In questo progetto, attuato in molte città diverse, da Lisbona a Melbourne a Porto, a seguito di un’indagine statistica accurata e una lunga ricerca, cento abitanti sono scelti in modo da rappresentare il più perfettamente possibile la reale composizione della collettività cittadina. Gli abitanti, dunque, diventano i veri protagonisti della performance: sul palco, tra le luci riflettenti e il buio della platea, essi prima si dispongono in certi concentrici crescenti con l’età, poi inscenano le loro varie occupazioni ad ogni ora del giorno. Successivamente gli si chiede di rispondere ad una serie di domande, disponendosi in due gruppi diversi a seconda che si trovino a favore o contro l’affermazione proposta. Alle domande taboo si risponde al buio, e semplicemente accedendo una torcia in caso di risposta affermativa.

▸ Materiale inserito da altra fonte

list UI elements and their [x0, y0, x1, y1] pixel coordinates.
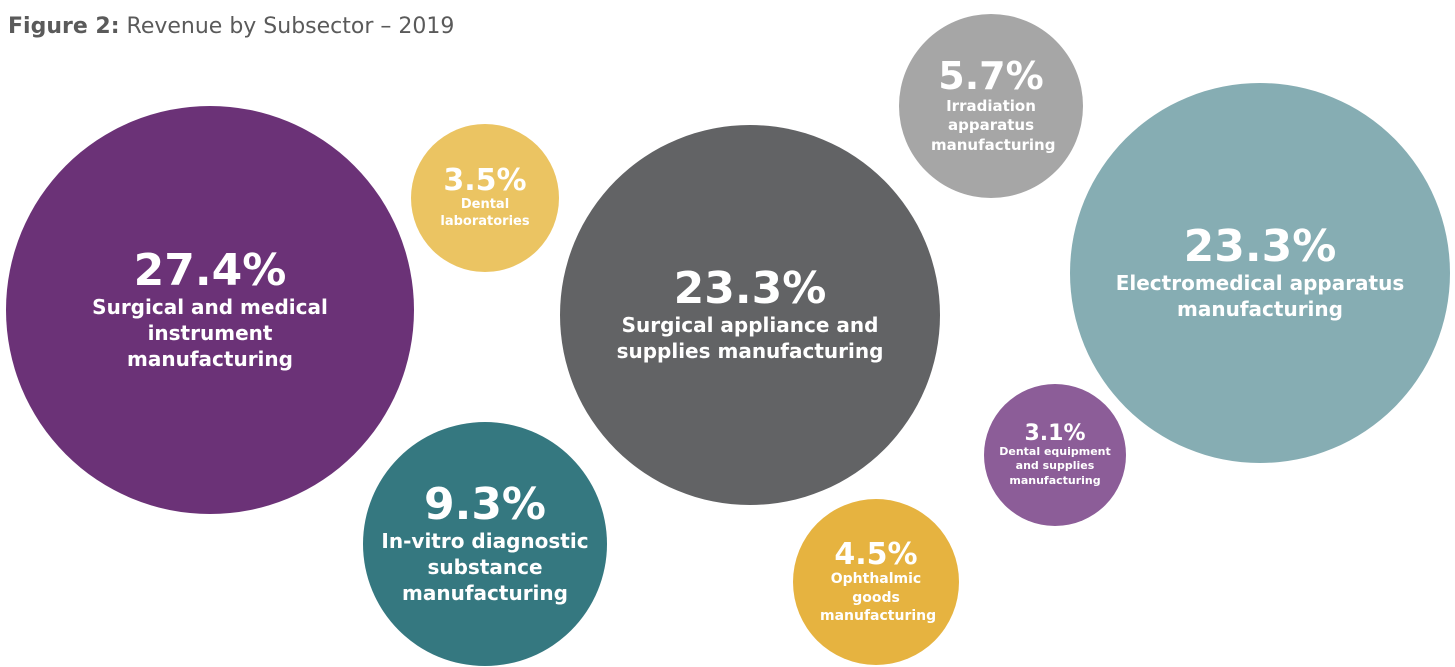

Ciò che è più interessante è indagare le reazioni delle diverse collettività a domande identiche, scoprendo per ciascuna di esse i taboo, le zone buie della coscienza collettiva. Emblematico è il momento in cui si chiede: chi di voi ha finto sul palco stasera? La maggior parte degli individui di ogni collettività risponderà sì.
La domanda con cui ci lascia Kaegi è dunque: vi è più finzione nella società, o più della società nel teatro? A ognuno la propria, intima e collettiva, risposta.